Sim. Em dezembro de 1956, houve, em São Paulo, a primeira Exposição Nacional de Arte Concreta, com pintores e poetas do Rio e de São Paulo. Ao destruir a sintaxe, meu livro deflagrou o movimento e abriu caminhos. Foi a partir dele, como já disse, que começou a troca de cartas entre eu e o Augusto.

Qual era a proposta do movimento?
Era preciso criar uma nova linguagem, uma nova sintaxe, que fosse multidirecional. Esse termo eu tirei da Rádio Timbira, de São Luís do Maranhão, onde trabalhei, e o locutor dizia: “Rádio Timbira, em ondas unidirecionais...” (risos). O poema teria de ser uma construção sem discurso, a junção de palavras numa página. Sem a sintaxe verbal e, sim, visual.

Vocês queriam ser vanguarda?
Nunca pensei em ser vanguardista! Isso era coisa do pessoal de São Paulo. Eu só aderi ao movimento, porque sabia que, se não entrasse, a minha obra seria assimilada por eles. Eu também estava em crise com a minha poesia, já que havia implodido a linguagem. Mas fiz a poesia concreta à minha maneira. O poema O formigueiro, que tinha mais de 50 páginas, foi um dos apresentados na exposição em São Paulo, em 1956.

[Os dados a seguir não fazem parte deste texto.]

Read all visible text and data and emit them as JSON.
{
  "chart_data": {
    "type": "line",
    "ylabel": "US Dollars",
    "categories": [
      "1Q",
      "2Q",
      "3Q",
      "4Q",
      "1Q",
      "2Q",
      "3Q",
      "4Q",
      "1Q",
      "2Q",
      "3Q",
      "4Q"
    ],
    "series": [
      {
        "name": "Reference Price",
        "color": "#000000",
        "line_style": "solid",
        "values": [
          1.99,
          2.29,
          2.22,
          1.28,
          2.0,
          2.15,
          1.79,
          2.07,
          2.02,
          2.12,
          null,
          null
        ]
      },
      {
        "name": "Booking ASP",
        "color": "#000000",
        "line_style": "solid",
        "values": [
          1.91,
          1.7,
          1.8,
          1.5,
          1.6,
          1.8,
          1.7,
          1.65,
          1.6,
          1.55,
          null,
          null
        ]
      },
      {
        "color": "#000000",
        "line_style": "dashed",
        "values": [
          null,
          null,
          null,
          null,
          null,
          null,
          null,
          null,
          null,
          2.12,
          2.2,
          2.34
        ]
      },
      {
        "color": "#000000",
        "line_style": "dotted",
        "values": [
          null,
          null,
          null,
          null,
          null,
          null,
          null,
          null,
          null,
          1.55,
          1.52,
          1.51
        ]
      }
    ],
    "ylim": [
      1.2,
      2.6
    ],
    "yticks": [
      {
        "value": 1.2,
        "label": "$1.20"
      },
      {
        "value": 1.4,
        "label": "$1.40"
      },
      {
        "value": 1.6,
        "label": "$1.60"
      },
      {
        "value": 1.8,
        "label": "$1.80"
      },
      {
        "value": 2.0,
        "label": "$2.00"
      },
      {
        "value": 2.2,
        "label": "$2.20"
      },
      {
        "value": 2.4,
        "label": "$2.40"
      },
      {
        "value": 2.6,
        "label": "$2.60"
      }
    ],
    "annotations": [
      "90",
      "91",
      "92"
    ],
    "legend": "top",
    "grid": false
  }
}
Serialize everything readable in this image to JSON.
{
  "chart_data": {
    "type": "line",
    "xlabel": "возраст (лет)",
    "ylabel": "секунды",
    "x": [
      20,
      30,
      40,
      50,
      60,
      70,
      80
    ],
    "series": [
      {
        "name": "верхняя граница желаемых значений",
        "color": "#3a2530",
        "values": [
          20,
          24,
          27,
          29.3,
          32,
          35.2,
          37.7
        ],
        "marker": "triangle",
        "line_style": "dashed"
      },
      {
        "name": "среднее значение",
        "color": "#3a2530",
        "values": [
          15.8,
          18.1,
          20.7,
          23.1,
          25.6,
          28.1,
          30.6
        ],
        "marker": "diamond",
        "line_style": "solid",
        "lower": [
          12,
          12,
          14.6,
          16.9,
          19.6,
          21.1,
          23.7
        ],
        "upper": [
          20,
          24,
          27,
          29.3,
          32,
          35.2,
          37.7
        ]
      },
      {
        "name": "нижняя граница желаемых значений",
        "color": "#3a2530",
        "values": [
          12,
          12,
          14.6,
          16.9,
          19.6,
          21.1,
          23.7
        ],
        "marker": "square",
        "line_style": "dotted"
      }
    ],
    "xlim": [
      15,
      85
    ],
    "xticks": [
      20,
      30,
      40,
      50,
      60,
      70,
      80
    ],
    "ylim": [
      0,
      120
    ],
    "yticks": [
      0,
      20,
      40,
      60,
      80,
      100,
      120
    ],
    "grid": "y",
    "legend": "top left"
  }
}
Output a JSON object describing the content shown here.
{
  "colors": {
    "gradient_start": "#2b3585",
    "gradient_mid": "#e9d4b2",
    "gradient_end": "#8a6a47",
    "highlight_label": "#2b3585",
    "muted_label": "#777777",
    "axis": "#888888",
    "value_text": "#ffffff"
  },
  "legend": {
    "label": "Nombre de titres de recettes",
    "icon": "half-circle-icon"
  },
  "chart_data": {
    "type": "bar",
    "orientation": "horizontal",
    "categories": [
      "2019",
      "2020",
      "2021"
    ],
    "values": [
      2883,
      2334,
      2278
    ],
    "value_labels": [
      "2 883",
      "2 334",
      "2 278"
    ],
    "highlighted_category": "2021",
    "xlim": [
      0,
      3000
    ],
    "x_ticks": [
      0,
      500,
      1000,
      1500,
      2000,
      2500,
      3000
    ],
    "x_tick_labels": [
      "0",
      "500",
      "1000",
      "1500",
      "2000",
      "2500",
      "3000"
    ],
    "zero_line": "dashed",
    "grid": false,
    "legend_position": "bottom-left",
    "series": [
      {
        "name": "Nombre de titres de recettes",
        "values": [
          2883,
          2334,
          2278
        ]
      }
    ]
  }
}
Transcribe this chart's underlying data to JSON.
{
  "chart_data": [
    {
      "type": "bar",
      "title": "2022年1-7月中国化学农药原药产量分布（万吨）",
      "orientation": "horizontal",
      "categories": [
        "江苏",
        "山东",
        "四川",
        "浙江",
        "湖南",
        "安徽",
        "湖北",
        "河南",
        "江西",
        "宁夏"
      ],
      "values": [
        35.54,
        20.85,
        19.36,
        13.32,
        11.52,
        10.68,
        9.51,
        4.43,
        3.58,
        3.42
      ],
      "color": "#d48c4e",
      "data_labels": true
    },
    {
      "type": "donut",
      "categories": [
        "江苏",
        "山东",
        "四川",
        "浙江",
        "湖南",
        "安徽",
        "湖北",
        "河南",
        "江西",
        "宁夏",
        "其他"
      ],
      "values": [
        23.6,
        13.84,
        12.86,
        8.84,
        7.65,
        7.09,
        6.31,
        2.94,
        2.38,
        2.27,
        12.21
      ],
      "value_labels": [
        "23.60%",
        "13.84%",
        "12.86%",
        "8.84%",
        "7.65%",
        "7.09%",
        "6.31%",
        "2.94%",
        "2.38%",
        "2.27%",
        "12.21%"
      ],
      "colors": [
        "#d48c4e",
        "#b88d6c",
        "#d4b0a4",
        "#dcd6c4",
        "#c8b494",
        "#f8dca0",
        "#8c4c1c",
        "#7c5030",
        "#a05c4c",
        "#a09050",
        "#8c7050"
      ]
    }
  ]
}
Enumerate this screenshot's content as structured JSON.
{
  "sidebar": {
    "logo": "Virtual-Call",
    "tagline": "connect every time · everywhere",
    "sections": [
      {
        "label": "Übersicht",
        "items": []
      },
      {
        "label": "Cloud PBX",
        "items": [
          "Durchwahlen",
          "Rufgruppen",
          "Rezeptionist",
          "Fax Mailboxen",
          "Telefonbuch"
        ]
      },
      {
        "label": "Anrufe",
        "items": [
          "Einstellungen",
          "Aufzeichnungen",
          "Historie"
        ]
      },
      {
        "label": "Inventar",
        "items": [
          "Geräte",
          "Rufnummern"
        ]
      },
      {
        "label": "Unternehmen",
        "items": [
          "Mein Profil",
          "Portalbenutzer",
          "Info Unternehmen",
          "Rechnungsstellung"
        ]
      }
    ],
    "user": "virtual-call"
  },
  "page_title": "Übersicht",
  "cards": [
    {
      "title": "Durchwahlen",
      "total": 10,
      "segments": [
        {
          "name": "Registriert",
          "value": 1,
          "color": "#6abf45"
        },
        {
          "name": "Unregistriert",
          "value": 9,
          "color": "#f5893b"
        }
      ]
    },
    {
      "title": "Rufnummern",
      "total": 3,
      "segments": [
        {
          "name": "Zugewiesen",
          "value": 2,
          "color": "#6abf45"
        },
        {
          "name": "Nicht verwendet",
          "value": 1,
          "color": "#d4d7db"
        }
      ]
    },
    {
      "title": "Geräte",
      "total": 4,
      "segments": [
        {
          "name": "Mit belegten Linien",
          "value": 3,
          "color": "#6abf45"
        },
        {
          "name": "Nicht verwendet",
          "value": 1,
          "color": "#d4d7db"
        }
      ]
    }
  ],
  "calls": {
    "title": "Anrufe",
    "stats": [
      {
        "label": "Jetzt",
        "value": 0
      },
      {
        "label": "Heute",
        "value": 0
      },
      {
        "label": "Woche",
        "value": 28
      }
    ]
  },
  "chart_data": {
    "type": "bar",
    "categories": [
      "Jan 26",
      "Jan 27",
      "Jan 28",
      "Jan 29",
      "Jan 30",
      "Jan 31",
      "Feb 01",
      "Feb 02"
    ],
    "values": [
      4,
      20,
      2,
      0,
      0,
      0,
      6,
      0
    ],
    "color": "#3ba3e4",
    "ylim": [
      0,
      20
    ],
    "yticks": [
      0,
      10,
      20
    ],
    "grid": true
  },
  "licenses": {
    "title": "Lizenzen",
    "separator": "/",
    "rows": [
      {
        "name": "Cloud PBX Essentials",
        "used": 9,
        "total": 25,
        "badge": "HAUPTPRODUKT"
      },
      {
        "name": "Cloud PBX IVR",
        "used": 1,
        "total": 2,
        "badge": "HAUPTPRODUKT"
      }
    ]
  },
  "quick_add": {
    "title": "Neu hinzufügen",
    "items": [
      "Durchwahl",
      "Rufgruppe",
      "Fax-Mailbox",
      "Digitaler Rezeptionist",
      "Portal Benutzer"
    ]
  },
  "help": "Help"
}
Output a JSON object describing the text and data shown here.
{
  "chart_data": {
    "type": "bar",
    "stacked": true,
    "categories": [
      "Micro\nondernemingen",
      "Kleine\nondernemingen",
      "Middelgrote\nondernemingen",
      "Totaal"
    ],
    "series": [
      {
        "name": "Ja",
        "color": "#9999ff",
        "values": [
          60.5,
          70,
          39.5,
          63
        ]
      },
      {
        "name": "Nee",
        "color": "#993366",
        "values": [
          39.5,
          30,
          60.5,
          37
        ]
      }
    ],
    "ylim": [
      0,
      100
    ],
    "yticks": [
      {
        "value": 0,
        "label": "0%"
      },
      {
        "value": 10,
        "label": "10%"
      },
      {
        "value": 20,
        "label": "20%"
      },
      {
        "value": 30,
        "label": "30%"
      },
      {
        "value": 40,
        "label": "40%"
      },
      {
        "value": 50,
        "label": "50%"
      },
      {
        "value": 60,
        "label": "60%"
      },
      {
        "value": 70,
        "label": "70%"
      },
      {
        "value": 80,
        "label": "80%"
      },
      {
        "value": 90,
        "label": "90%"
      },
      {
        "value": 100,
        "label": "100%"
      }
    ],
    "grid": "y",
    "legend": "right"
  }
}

Quando você se afastou dos irmãos Campos?
Isso foi em junho de 1957, quando houve o rompimento do grupo do Rio com o grupo de São Paulo. Eles tinham escrito uma espécie de “plano-piloto” da poesia concreta, inspirado em Brasília. Eu disse: “Isso é coisa de arquitetura!”. Depois o Augusto veio com um artigo, intitulado A matemática da composição, que dizia que a poesia concreta seria criada por meio de uma equação matemática. Eu achei aquilo tudo um grande absurdo! O Augusto me disse que eu não tinha nada a ver com aquilo. Bom, eu disse. Publicamos, sim, no Suplemento, mas com um texto ao lado, criticando. E assim foi. Publiquei o texto deles, mas, junto, coloquei o meu Poesia concreta: fenomenológica, com uma visão diferente. Afinal de contas, existe uma experiência individual de cada um com o mundo. Esse conhecimento é fonte da arte. Você acaba apreendendo os fenômenos pelos sentidos. Depois da publicação, houve a ruptura: de um lado, um grupo do Rio, do outro os paulistas.

Por que você não concordava com os argumentos de Augusto de Campos?
A poesia feita matematicamente é uma coisa absurda. Você não pode imaginar uma equação matemática determinando qual palavra vai entrar. Isso é uma grande bobagem filosófica. Os irmãos de Campos foram pretensiosos, donos da verdade. Eles jamais conseguiram fazer essa poesia matemática que propuseram.

E houve reconciliação?

Um ano depois, o Décio Pignatari, que fazia parte do grupo paulista, veio ao Rio, para um almoço comigo, na casa do Reynaldo Jardim. O Décio dizia que tinha umas idéias para um novo movimento. Segundo ele, a indústria brasileira, que sempre havia sido de bens de consumo, estava se tornando uma indústria de base. O mesmo deveria acontecer com a poesia. Eu disse: “Você já tem alguma poesia desse movimento?” Ao que ele respondeu: “Eu tenho um manifesto”. Pois eu retruquei: “Faça primeiro a poesia, que depois a gente publica”. Eles nunca fizeram. Isso é uma característica da vanguarda; o mais importante é o manifesto. A obra vem em segundo lugar.